Ни болезнь, ни голод — Чупины точно голодовали, не утишили в Мишке ребячьей веселости. В рваном пальтишке с чужого плеча, в облезлой собачьей шапке, он дернул Сережку к большому окну столовой и хрипло, простуженным голосом запел:
— Ты, Мишка, много ли насобирал? — перебил песню Сережка.
— Подали малость ради Христа… — посерьезнел Мишка и вспомнил: — Побегу к своему Афанасью — опухат отец-то от голода… А в школе что? Учительша-то что нам назавтра учить велела: рабы не мы, мы не рабы…
Мишка вспомнил что-то свое и торопко зашаркал по ледяной дороге в своих латаных-перелатаных пимишках.
И Сережка свое вспомнил: сейчас же рабочие из столовки хлынут. Что же он стоит ни туда, ни сюда. Пойдут люди и надо будет здороваться, начнут торопить к матери: заждалась, супишка-то, однако, простыл…
Шаг, только шаг бы первый сделать, а там как головой в воду и стыда нет. «Объеда-ла-а!» — вдруг закричало все в парнишке, закричало зло, укорно. Еще какое-то мгновенье колебался Сережка, а потом, полный безмерной детской жалости к матери, кинулся бежать от столовой.
После той начальной оттепели опять приударил мороз, снова запосвистывал сиверко, и потянулись через грязноватую синь обледенелых дорог белые ручьистые поземки, закурились верхи высоких сугробов у огородных прясел, ужались, замерли ветлы за поселком: недаром говорится на сибирской сторонке, что марток — это надевай трое порток…

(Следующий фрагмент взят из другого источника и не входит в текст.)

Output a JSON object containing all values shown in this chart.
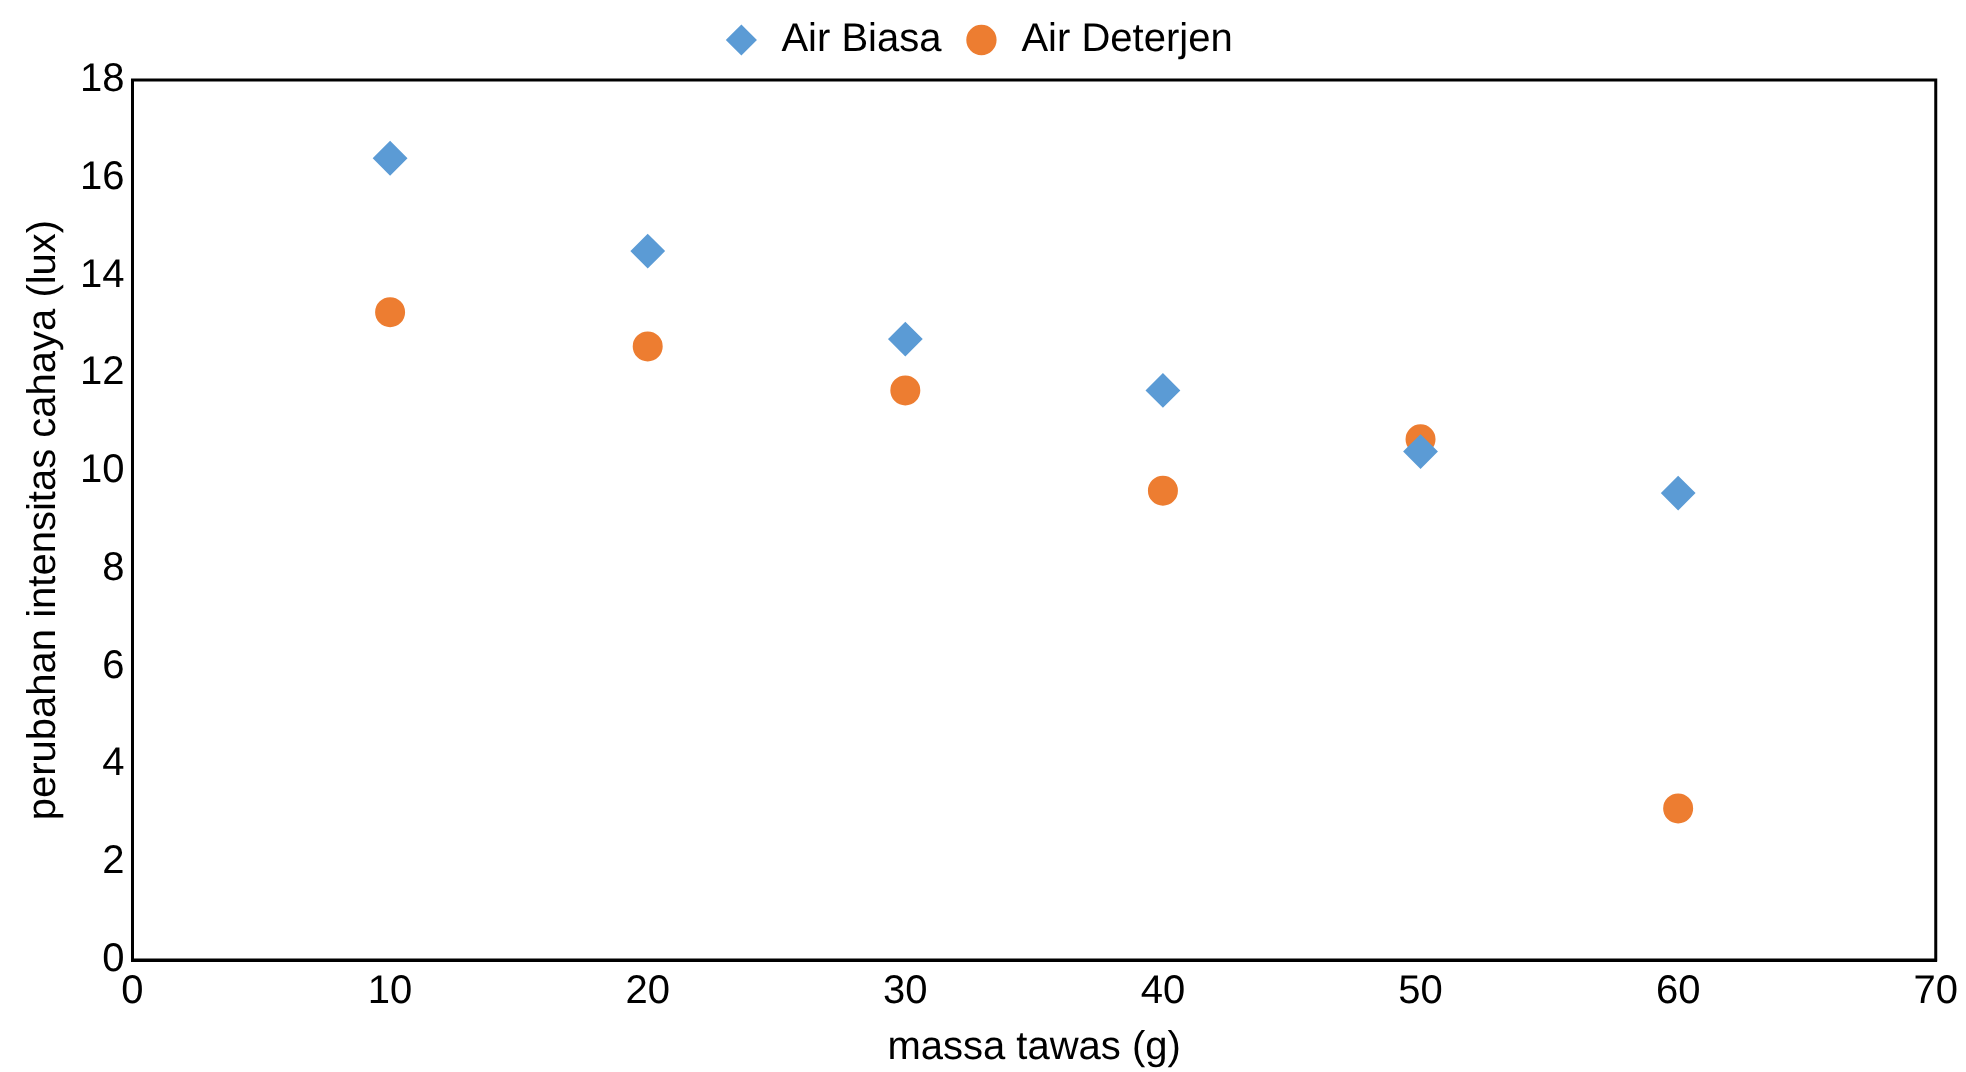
{
  "chart_data": {
    "type": "scatter",
    "xlabel": "massa tawas (g)",
    "ylabel": "perubahan intensitas cahaya (lux)",
    "x": [
      10,
      20,
      30,
      40,
      50,
      60
    ],
    "series": [
      {
        "name": "Air Biasa",
        "color": "#5b9bd5",
        "marker": "diamond",
        "values": [
          16.4,
          14.5,
          12.7,
          11.65,
          10.4,
          9.55
        ]
      },
      {
        "name": "Air Deterjen",
        "color": "#ed7d31",
        "marker": "circle",
        "values": [
          13.25,
          12.55,
          11.65,
          9.6,
          10.65,
          3.1
        ]
      }
    ],
    "xlim": [
      0,
      70
    ],
    "xticks": [
      0,
      10,
      20,
      30,
      40,
      50,
      60,
      70
    ],
    "ylim": [
      0,
      18
    ],
    "yticks": [
      0,
      2,
      4,
      6,
      8,
      10,
      12,
      14,
      16,
      18
    ],
    "grid": false,
    "legend": "top"
  }
}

Пустынно на улице Проходной, только собаки хороводятся, да растрепанные воробьи с досадой кричат у мерзлых конских следов… Почти бежал Сережка мимо притихших бараков, и сумка, его фанерная сумка с книжками и тетрадками подгоняла, пристукивала по спине.
В центре поселка он присел на клубной завалине.
Из низких снежных облаков продралось греющее уже солнце, разом распустило Сережку, и оттого, что расслабило, в нем снова закричал неутоленный голод.
Он привычно уже заставил себя думать о другом, опять вспомнил утреннее.
Взявшись за дверную скобу, не оборачиваясь, мать спросила его странным, дрожащим голосом:
— Слушай, сынок… Ты ничево такова не чувствуешь, а?
Сережка не понял ее слов, не мог постичь их и грубовато, по-взрослому отозвался:
— Иди-ка ты на работу, второй уж ревел гудок.
Мать будто кто в спину толкнул. Ужалась она в плечах и ударила ногой в разбухшую дверь.